The Vision Thing
Newton’s Optical Writings.
by Dennis L. Sepper.
Rutgers. 217 pp. $42.00.
Can there be more than antiquarian interest in scientific works that have long been superseded? To judge by their actions, most contemporary scientists would answer no. Few modern-day chemists have read the works of Antoine Lavoisier, the founder of their subject. Few physicists have read Isaac Newton. Masterworks of Discovery, however, a series of “guided studies of great texts in science,” answers with an emphatic yes.
Harvey Flaumenhaft, the general editor of the series, argues the importance of understanding where we are by the light of where we have been. Science feeds on questions, and in the normal course, he writes, “new questions are built from the answers that were given to the old questions”; but then
the old questions are . . . no longer asked. . . . Progress thus can lead to a kind of forgetfulness, making us less thoughtful in some ways than those whom we go beyond.
As a result, he warns, we may easily become prisoners of second-hand or ready-made opinions:
Only by actively taking part in discovery—only by engaging in rediscovery ourselves—can we avoid both blind reaction to the scientific enterprise and blind submission to it.
In Newton’s Optical Writings, one of the early volumes in the series, Dennis L. Sepper also emphasizes the pleasures of encountering first-rate work of any time or place. He compares scientific art to literary art. Great poems, he writes,
not only stand up to intensive scrutiny, they positively invite it and reveal remarkable density and texture to those who take them to heart. Great scientific works are much the same.
One might add that historical works like this one also provide the layman with a rare practical chance to understand work “on the frontier”; to see real science in action; and to follow the plot when much is in doubt and much at stake.
Sepper’s guidebook to Newton’s optics is straightforwardly organized.

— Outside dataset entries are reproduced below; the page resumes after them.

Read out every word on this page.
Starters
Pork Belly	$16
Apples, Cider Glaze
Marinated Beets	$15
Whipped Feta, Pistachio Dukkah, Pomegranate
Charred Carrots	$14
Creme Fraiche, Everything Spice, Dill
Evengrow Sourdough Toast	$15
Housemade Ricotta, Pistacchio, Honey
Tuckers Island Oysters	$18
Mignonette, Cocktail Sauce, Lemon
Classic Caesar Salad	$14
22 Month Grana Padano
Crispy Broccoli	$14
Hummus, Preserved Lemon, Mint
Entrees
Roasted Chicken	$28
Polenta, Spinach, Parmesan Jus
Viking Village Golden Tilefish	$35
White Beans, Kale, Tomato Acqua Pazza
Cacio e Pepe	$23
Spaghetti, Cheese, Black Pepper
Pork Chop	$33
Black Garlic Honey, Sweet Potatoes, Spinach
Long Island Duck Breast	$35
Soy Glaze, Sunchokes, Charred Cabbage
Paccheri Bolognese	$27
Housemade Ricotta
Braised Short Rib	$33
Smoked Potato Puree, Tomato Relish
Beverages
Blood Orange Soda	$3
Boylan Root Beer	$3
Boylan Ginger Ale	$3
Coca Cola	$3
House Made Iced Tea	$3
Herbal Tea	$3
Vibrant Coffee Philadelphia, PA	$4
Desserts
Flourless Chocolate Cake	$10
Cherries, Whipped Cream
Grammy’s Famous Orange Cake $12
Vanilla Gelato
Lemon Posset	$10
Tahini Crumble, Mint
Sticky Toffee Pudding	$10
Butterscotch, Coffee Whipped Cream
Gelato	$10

It contains a brief account of Newton’s life; a description of prevailing theories of optics in the 17th century and the controversies aroused by Newton’s findings; appendices with technical details and suggestions for further reading; and, interleaved with commentary, two of Newton’s works that bracket his scientific career: his letter to the Royal Society (1672) and the Opticks (1704). The letter is Newton’s first publication. Sepper calls it the first great instance of a now-familiar genre—the journal article. The Opticks is Newton’s last major scientific work.
In Newton’s day, optics was an exemplary mathematical science. One of its great achievements was the discovery of a law for refraction, which permits us to explain the workings of things like lenses in telescopes, microscopes, and the human eye. This law, which Sepper explains in detail, amounts to a way of quantifying light’s refrangibility, its tendency to bend when passing from one medium, such as water, to another, such as air.
Newton’s letter begins with an account of simple observations of refraction that pose a complex puzzle. He examines the image projected onto a screen by sunlight after it has passed through a circular hole in a window shade and then been refracted by a glass prism. Newton goes out of his way not to discuss the most striking aspect of this image—that the seemingly colorless beam of sunlight has been somehow transformed into a rainbow’s band of colors. Instead, he calls our attention to the image’s shape, an oval five times longer than it is wide.
Now, received theories of optics in the 17th century implied that the image resulting from such a procedure would be circular, because a prism would bend all the rays composing the initial, circular beam of light by the same amount. Newton’s account, proceeding like a detective story, arrives at a radical explanation. The oval is formed because sunlight is not a homogeneous substance but is composed of rays of many different kinds, each following the law of refraction but each having a different refrangibility.
This conclusion transforms optics from a geometric account of the patterns of light rays to an experimental investigation of the physical nature of light. Light becomes a substance. Along the way, Newton proposes an equally radical theory of color.
Sepper discusses not only the logic of Newton’s argument, but also the look and feel of his scientific experimentation. If we attempt to reproduce Newton’s observations, what we see comes as a surprise. The puzzling image with which Newton’s discussion begins is not the oval which he reports and which, in strict logic, his theory implies, but is actually pear-shaped. Do we say that he cooked the books or that he merely exercised his judgment?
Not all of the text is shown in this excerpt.